To date, allicin, DATS, and garlic extract have been shown certain anti-cancer effects on gastric cancer, colorectal cancer, liver cancer, cholangiocarcinoma, and pancreatic cancer. Their various biological activities, including anti-inflammatory, anti-oxidation, antibacterial, and anti-virus effects, also promote the anti-cancer effect. In general, the thiol-disulfide exchange reaction is the key reaction for allicin and DATS to exert their biological activities. Allicin regulates signaling and various metabolic processes in the cell by reacting with GSH and the thiols available in proteins through S-thioallylation. DATS reacts with cellular thiol glutathione through the thiol-disulfide exchange reaction and produces H2S gas to exert various regulatory functions. Base on this chemical mechanism, allicin and DATS play an anti-cancer role mainly by inhibiting tumor proliferation, inducing apoptosis, inhibiting tumor invasion and metastasis, and enhancing the chemosensitivity of tumor cells. However, this reaction is not selective, allicin can also react with protein thiols in normal cells, which indicates the cytotoxic potential and toxicity of normal cells.

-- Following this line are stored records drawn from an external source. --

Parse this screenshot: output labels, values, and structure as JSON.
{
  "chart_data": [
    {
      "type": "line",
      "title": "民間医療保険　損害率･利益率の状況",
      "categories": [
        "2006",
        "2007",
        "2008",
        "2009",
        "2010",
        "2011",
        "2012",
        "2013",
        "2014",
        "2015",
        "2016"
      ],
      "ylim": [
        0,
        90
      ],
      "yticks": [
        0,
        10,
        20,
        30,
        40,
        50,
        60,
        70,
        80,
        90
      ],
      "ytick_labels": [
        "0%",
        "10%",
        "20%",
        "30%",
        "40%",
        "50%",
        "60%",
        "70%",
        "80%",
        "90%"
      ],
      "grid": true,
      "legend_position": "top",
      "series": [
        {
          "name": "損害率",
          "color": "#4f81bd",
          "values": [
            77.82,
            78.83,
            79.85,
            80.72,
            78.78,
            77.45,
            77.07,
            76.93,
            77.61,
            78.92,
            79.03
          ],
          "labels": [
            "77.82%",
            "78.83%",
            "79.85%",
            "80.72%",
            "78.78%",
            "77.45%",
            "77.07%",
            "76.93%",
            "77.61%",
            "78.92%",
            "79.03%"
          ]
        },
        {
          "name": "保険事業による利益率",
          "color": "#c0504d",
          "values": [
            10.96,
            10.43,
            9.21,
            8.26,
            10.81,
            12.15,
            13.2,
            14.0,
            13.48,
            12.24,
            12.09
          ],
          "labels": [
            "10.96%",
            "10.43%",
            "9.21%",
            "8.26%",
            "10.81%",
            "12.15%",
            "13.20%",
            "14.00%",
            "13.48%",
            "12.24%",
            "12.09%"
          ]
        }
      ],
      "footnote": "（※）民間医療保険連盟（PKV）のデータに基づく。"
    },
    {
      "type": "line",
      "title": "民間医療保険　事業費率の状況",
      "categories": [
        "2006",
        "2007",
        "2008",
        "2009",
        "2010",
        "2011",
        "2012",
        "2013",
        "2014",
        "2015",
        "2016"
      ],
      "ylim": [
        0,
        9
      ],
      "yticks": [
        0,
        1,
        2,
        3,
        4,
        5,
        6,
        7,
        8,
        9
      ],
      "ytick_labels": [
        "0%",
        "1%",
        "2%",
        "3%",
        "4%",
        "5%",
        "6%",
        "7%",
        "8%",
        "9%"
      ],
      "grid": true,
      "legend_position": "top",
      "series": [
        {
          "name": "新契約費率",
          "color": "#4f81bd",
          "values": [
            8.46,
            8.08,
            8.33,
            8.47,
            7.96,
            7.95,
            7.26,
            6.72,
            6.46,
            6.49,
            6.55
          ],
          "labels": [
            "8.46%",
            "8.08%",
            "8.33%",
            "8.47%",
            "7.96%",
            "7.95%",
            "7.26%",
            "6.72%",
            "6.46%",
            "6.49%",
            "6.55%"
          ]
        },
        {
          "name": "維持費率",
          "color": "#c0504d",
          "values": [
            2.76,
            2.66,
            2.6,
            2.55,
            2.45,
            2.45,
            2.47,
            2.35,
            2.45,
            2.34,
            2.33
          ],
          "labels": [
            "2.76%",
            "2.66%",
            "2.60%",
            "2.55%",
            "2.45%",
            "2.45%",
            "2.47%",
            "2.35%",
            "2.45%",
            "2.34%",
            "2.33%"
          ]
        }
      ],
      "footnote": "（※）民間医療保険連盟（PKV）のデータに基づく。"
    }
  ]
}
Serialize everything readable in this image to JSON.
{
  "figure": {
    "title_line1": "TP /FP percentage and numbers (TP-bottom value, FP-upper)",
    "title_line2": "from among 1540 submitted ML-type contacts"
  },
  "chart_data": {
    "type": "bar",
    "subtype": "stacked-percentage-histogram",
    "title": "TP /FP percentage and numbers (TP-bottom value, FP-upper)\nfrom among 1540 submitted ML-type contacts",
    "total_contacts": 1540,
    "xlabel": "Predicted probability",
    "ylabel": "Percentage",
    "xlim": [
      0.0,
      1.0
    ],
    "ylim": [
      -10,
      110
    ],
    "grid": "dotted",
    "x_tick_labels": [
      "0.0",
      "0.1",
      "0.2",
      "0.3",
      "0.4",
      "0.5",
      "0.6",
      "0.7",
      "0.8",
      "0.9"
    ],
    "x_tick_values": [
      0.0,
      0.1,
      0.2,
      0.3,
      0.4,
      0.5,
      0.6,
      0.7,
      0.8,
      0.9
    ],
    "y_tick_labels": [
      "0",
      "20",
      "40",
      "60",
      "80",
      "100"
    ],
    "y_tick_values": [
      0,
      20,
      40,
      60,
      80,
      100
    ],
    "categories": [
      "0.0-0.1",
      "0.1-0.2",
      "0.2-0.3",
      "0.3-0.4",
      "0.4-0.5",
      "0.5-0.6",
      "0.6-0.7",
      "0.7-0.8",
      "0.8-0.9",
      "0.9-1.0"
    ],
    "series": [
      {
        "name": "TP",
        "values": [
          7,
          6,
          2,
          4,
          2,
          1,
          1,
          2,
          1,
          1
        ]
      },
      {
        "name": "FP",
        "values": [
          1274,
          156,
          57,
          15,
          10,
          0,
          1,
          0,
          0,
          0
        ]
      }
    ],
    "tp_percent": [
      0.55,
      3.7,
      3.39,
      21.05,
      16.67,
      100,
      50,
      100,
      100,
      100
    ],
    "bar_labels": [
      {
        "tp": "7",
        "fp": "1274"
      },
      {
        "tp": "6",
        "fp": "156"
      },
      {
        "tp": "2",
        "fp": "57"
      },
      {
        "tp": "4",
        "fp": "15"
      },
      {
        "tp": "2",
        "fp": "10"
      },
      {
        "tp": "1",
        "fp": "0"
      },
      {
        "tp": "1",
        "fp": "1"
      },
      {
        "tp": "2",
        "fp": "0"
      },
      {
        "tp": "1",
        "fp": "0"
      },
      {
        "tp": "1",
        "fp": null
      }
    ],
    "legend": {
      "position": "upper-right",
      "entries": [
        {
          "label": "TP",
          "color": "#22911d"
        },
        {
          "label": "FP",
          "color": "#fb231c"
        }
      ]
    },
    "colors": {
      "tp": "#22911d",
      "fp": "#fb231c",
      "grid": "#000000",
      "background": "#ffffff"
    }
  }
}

Both in vivo and in vitro, allicin not only showed a direct anti-tumor effect on the digestive system but also showed a sensitization effect toward radiotherapy and chemotherapy, as well as protecting normal cells against carcinogens. However, there is no FDA-approved drug containing purified allicin. The data of allicin clinical trials are relatively lacking, and more patient-centered, multi-center and large-scale studies are needed to determine the efficacy of allicin and its secondary metabolites. Although many garlic preparations have been proved to have antitumor effects, the main components of each preparation are different, so their anticancer effects may be quite different. However, at present, there are few clinical studies on the difference of anticancer effect of allicin and its secondary metabolites, so it is difficult to determine which OSC plays the greatest anticancer effect in clinical application. In addition, the dosage and the administration method of allicin in the experiment is in lack of a unified standard. Although allicin can be used as a drug everyday by ingesting together with food, further research is needed to achieve the precise treatment of allicin against digestive system tumors. In conclusion, allicin and its secondary metabolites have shown remarkable anticancer potential, but it is still far away from its clinical application as a drug, and more experiments are needed to achieve its precise treatment of digestive system cancers.